TrustTheGeneGenie · 28/04/2021 13:00

[quote rosemary35]@TrustTheGeneGenie That’s interesting, because I was actually imagining it as if the mum earns the same or more (my situation). Where in my post does it assume the mum earns bugger all?

So you think it’s inevitable that things change - mum suddenly has to cover full bills, full mortgage, full wrap around care etc on her salary, and dad only chucks a couple of hundred at them a month, so they have to give up their hobbies? I don’t think it’s fair that one parent (usually dad) can absolve themselves of responsibility for their children like that.[/quote]
mum suddenly has to cover a full mortgage and bills - and? so does dad presumably? unless he lives on the streets.

like i say in an ideal world everything is fairly shared but people don't always do that do they?

i dont think its fair one parent can absolve themselves of responsibility - but thats not what i was suggesting should happen anyway.

TrustTheGeneGenie · 28/04/2021 13:08

@forinborin

If they're earning enough to not be entitled to cb, over 50 grand, they're not destitute.

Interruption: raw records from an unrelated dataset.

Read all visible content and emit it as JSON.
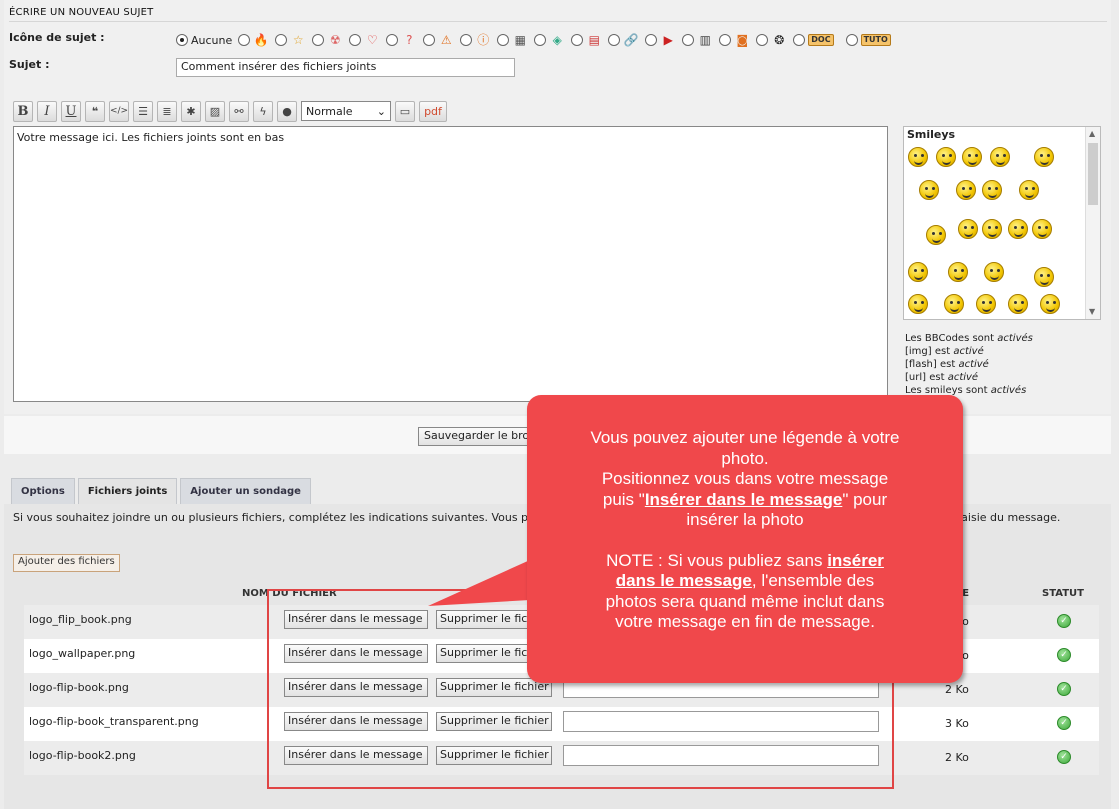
{
  "form": {
    "section_title": "Écrire un nouveau sujet",
    "topic_icon_label": "Icône de sujet :",
    "no_icon_label": "Aucune",
    "icon_tags": [
      "DOC",
      "TUTO"
    ],
    "subject_label": "Sujet :",
    "subject_value": "Comment insérer des fichiers joints"
  },
  "toolbar": {
    "bold": "B",
    "italic": "I",
    "underline": "U",
    "quote": "❝",
    "code": "</>",
    "font_size_value": "Normale",
    "pdf": "pdf"
  },
  "editor": {
    "text": "Votre message ici. Les fichiers joints sont en bas"
  },
  "smileys": {
    "title": "Smileys"
  },
  "bbcode": {
    "l1a": "Les BBCodes sont",
    "l1b": "activés",
    "l2a": "[img] est",
    "l2b": "activé",
    "l3a": "[flash] est",
    "l3b": "activé",
    "l4a": "[url] est",
    "l4b": "activé",
    "l5a": "Les smileys sont",
    "l5b": "activés"
  },
  "save_button": "Sauvegarder le brouillon",
  "tabs": [
    "Options",
    "Fichiers joints",
    "Ajouter un sondage"
  ],
  "attachments": {
    "intro": "Si vous souhaitez joindre un ou plusieurs fichiers, complétez les indications suivantes. Vous pouvez également glisser et déposer vos fichiers directement dans la zone de saisie du message.",
    "add_button": "Ajouter des fichiers",
    "col_filename": "NOM DU FICHIER",
    "col_size": "TAILLE",
    "col_status": "STATUT",
    "insert_label": "Insérer dans le message",
    "delete_label": "Supprimer le fichier",
    "files": [
      {
        "name": "logo_flip_book.png",
        "size": "2 Ko"
      },
      {
        "name": "logo_wallpaper.png",
        "size": "7 Ko"
      },
      {
        "name": "logo-flip-book.png",
        "size": "2 Ko"
      },
      {
        "name": "logo-flip-book_transparent.png",
        "size": "3 Ko"
      },
      {
        "name": "logo-flip-book2.png",
        "size": "2 Ko"
      }
    ]
  },
  "callout": {
    "line1": "Vous pouvez ajouter une légende à votre",
    "line2": "photo.",
    "line3": "Positionnez vous dans votre message",
    "line4a": "puis \"",
    "line4b": "Insérer dans le message",
    "line4c": "\" pour",
    "line5": "insérer la photo",
    "note_a": "NOTE : Si vous publiez sans",
    "note_b1": "insérer",
    "note_b2": "dans le message",
    "note_c": ", l'ensemble des",
    "note_d": "photos sera quand même inclut dans",
    "note_e": "votre message en fin de message."
  },
  "colors": {
    "callout": "#f0484b",
    "highlight": "#e04545",
    "ok": "#3ea83a"
  }
}
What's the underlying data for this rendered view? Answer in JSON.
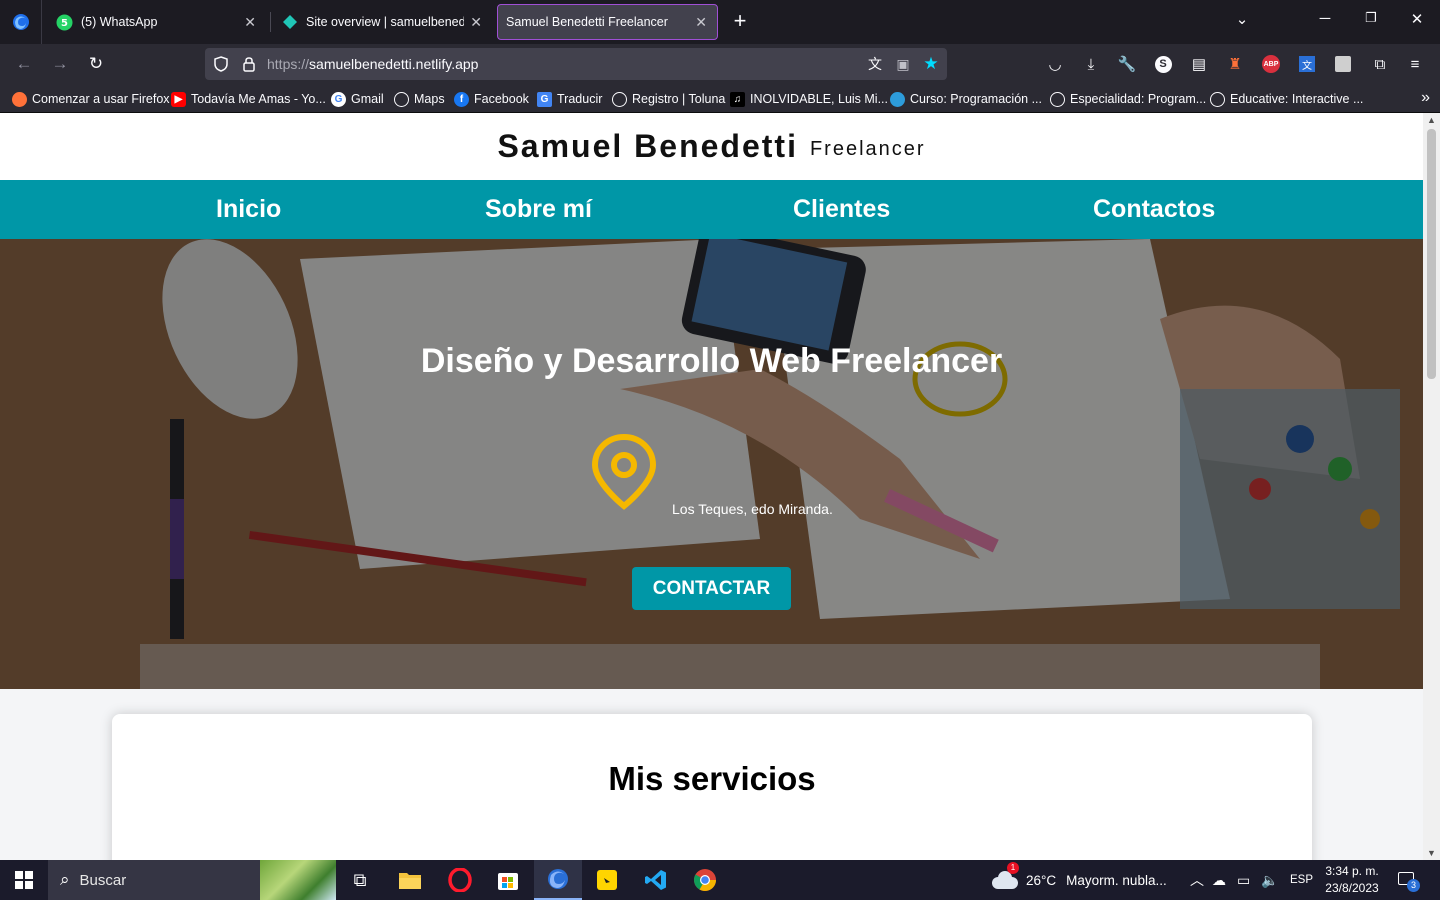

That is what always shocks me. Even if the mother is not destitute - by the way, she can be - in London 3K net salary a month will cover only basic housing at market rate and full-time childcare for one pre-schooler / wraparound and holiday care for two school age children without subsidy - with no money left for food, bills, commute costs, clothes or anything.

But why, why the father is not expected to contribute if the mother can afford it herself?